By Ellen McGirt
May 17, 2017

If you like actual voting data along with your politics, then you’ll enjoy today’s post.

Yesterday, the League of Conservation Voters (LCV) along with Chispa, an organizing initiative aimed at encouraging Latinx voters to play a bigger role in environmental policymaking, published the first-ever National Environmental Scorecard: Report on Congressional Caucuses of Color.

Every year since 1970, the LCV rates the environmental and public health voting record of each member of Congress. This new scorecard, which analyzes the environment-related voting records of representatives who are active in caucuses representing people of color, clearly shows that these members are taking the lead when it comes to doing the work around environmental issues. (Well, most of them.) “Members of Congress of color are not only voting pro-environment, they are also championing solutions for clean water, clean air, and climate action,” said LCV Senior Vice President of Government Affairs Tiernan Sittenfeld, in a statement.

Here’s the tale of the tape for 2016, analyzing 17 votes in the U.S. Senate and 38 votes in the U.S. House:

  • Congressional Asian Pacific American Caucus (Senate and House Democrats) – 98%
  • Congressional Black Caucus (Senate and House Democrats) – 89%
  • Congressional Hispanic Caucus (Senate and House Democrats) – 90%
  • Congressional Hispanic Conference (Senate and House Republicans)- 10%

By comparison, the average 2016 score in the full Senate was 50%, and the average score in the House was just 43%.

For those keeping track at home, low-scoring Congressional Hispanic Conference members include Sen. Marco Rubio with 6%, Rep. Devin Nunes with 3%, and Sen. Ted Cruz with 0%.

On a brief but lively press call, LCV board members along with Senator Mazie K. Hirono [D-Hawaii] explained that the high scores from most of the caucuses shouldn’t surprise anyone.

Under-resourced, beset by environmentally hazardous conditions, chronic health woes, and now climate change, vulnerable communities of color tend to be hit the hardest by environmental problems. And, they have little political clout. (See also: Flint, Michigan.) On the call, Sen.
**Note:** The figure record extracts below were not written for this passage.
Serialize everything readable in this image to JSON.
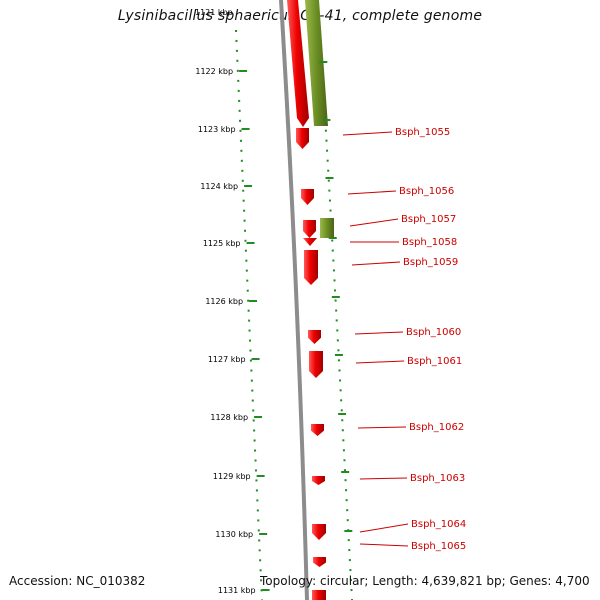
{
  "title": "Lysinibacillus sphaericus C3-41, complete genome",
  "accession_text": "Accession: NC_010382",
  "topology_text": "Topology: circular; Length: 4,639,821 bp; Genes: 4,700",
  "top_tick_label": "1121 kbp",
  "ticks": [
    {
      "label": "1122 kbp"
    },
    {
      "label": "1123 kbp"
    },
    {
      "label": "1124 kbp"
    },
    {
      "label": "1125 kbp"
    },
    {
      "label": "1126 kbp"
    },
    {
      "label": "1127 kbp"
    },
    {
      "label": "1128 kbp"
    },
    {
      "label": "1129 kbp"
    },
    {
      "label": "1130 kbp"
    },
    {
      "label": "1131 kbp"
    }
  ],
  "genes": [
    {
      "name": "Bsph_1055",
      "strand": "reverse"
    },
    {
      "name": "Bsph_1056",
      "strand": "reverse"
    },
    {
      "name": "Bsph_1057",
      "strand": "forward"
    },
    {
      "name": "Bsph_1058",
      "strand": "reverse"
    },
    {
      "name": "Bsph_1059",
      "strand": "reverse"
    },
    {
      "name": "Bsph_1060",
      "strand": "reverse"
    },
    {
      "name": "Bsph_1061",
      "strand": "reverse"
    },
    {
      "name": "Bsph_1062",
      "strand": "reverse"
    },
    {
      "name": "Bsph_1063",
      "strand": "reverse"
    },
    {
      "name": "Bsph_1064",
      "strand": "reverse"
    },
    {
      "name": "Bsph_1065",
      "strand": "reverse"
    }
  ],
  "colors": {
    "reverse_gene": "#ee0000",
    "forward_gene": "#6b8e23",
    "backbone": "#8c8c8c",
    "ticks": "#228b22",
    "gene_label": "#cc0000"
  }
}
Hirono explained that given the current political climate – and the “most anti-environment president in history” – her caucus was urgently looking for more ways to work collaboratively together. “It’s no coincidence that caucuses of color have very high support” [for environmental issues], she said. “We really understand the challenges that people of color face in our communities.”
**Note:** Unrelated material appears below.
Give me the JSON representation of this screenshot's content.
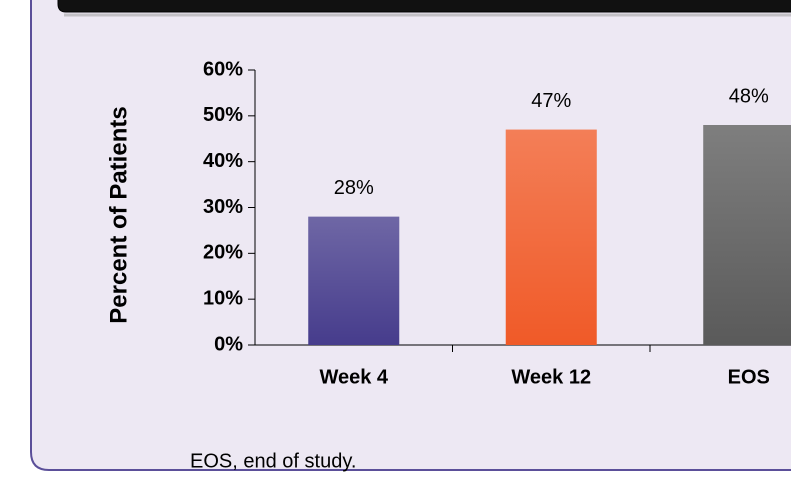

In addition to lauding the scorecard, LCV Board Member and Hip-Hop Caucus president Rev. Lennox Yearwood made it clear that he considered the data to be a line in the sand. He cited groups like the Safe Climate Caucus, and the newly launched United for Climate and Environmental Justice Congressional Task Force as good news for smart policies and policymakers. “But many members are not doing their part at all,” he said, gaining steam. “This raises our eyebrows and forces us to ask why. Why are you not doing everything you can to protect the health of our communities? Why are you not doing everything you can to create new economic opportunities in clean energy like solar and wind? Why are you not doing everything in your power to protect the most vulnerable people from the effects of climate change?”

Cristóbal J. Alex, president of the Latino Victory Project, echoed the sentiment. “The Congressional Caucuses of Color Scorecard is a critical tool for us to use in holding our elected officials accountable and to reward them when they do right by us,” he said.

Buensas noticias! El informe está disponible en español e inglés.